The article in this newspaper by the former headmaster of Belfast Royal Academy (BRA) makes disturbing reading.
No single element of Billy Young’s comment piece is new, but he brings together various educational developments that he rightly implies are part of a “broad front” to undermine excellence.
Mr Young poses ten questions, which he does not address to anyone, but uses as a rhetorical device. But his article raises overall issues that need to be addressed by specific groups.
First, MLAs who do not share Sinn Fein’s zealous opposition to grammar schools need to explain what they are doing to withstand John O’Dowd’s multi-faceted attack not merely on academic selection, but on things such as GCSE rankings.
Second, answers are needed about the silence of a tier of professional and business life in defence of the outstanding schools that have served them and Northern Ireland so well, and an education system that has avoided the disaster of Great Britain, where comprehensives have boosted private education and made the nation less socially mobile.

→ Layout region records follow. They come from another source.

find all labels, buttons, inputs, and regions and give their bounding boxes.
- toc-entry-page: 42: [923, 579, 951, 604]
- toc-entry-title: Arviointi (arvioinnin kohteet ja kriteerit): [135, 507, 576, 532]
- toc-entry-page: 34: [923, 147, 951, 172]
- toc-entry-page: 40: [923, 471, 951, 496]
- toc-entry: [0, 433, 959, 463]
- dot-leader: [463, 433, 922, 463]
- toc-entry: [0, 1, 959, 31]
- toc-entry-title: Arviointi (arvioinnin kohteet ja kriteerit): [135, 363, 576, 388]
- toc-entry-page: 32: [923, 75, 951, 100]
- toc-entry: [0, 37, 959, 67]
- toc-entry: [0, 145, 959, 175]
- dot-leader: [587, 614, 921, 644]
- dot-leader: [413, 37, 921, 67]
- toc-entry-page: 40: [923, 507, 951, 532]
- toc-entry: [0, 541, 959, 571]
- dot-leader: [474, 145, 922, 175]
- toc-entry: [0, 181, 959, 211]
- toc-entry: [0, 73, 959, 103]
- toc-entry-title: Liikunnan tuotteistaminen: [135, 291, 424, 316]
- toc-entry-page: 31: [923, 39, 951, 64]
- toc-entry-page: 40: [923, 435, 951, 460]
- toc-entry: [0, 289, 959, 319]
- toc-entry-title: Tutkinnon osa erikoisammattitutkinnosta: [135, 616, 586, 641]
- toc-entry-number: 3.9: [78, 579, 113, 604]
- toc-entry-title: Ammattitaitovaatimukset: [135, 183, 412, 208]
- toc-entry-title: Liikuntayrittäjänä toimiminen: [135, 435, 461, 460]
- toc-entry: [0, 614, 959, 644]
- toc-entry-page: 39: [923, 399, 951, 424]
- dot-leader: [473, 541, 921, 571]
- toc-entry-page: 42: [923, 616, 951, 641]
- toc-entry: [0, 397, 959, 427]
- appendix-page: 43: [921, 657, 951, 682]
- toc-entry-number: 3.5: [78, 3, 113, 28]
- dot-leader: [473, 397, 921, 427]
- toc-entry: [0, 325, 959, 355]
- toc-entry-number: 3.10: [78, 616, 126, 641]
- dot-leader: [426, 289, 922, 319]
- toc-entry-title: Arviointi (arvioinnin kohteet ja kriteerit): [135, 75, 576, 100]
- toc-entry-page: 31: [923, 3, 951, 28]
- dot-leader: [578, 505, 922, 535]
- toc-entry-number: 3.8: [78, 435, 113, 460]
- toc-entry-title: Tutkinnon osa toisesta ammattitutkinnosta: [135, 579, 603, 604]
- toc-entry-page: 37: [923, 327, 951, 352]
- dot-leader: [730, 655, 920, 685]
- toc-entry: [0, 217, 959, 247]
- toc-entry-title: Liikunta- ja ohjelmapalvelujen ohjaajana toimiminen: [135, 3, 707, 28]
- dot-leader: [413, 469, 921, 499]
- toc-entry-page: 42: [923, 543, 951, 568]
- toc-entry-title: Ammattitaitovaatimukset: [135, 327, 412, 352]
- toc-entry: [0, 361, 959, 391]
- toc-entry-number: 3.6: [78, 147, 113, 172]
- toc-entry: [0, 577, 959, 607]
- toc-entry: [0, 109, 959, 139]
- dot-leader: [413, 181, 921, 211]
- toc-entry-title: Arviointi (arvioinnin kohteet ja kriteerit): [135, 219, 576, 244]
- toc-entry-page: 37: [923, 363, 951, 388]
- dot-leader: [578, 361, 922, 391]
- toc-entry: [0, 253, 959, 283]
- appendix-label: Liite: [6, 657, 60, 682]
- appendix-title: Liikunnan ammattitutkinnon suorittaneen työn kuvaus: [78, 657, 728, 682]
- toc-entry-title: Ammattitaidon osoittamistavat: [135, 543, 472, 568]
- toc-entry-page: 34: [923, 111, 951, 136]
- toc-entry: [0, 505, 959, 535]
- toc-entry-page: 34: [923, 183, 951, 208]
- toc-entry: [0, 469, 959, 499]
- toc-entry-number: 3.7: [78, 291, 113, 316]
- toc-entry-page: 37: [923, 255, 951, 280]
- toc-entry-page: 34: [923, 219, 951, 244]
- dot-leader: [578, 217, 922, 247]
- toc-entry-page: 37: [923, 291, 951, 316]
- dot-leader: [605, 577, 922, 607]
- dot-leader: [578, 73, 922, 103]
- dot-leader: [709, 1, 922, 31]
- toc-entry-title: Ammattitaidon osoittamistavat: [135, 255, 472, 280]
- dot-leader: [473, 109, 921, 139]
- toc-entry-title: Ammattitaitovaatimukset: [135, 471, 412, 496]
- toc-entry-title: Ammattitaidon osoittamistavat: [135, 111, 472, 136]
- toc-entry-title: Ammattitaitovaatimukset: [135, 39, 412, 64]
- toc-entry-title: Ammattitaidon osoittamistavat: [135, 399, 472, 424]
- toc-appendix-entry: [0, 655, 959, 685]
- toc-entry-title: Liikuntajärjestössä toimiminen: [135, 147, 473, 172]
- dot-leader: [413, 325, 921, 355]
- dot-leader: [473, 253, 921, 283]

Third, there are questions to be answered by grammar schools themselves, from whom barely a squeak is heard (until they find they are about to be closed, as Lurgan and Portadown Colleges did and as others will). The situation is too serious for them to adopt a position of diplomatic silence. They face an existential threat and they and their governors must speak clearly, backed by cross-party MLAs.
Mr O’Dowd will struggle simply to shut grammars, but he is using other methods to undermine their excellence.
Sinn Fein wants to maintain tribal division (bolstering Irish language schools that have minimal demand) while turning people against academically outstanding schools (some of which, such as BRA, have an integrated pupil make-up).
The News Letter will unequivocally defend Northern Ireland’s education excellence, but many more organisations and individuals should join this crucial battle.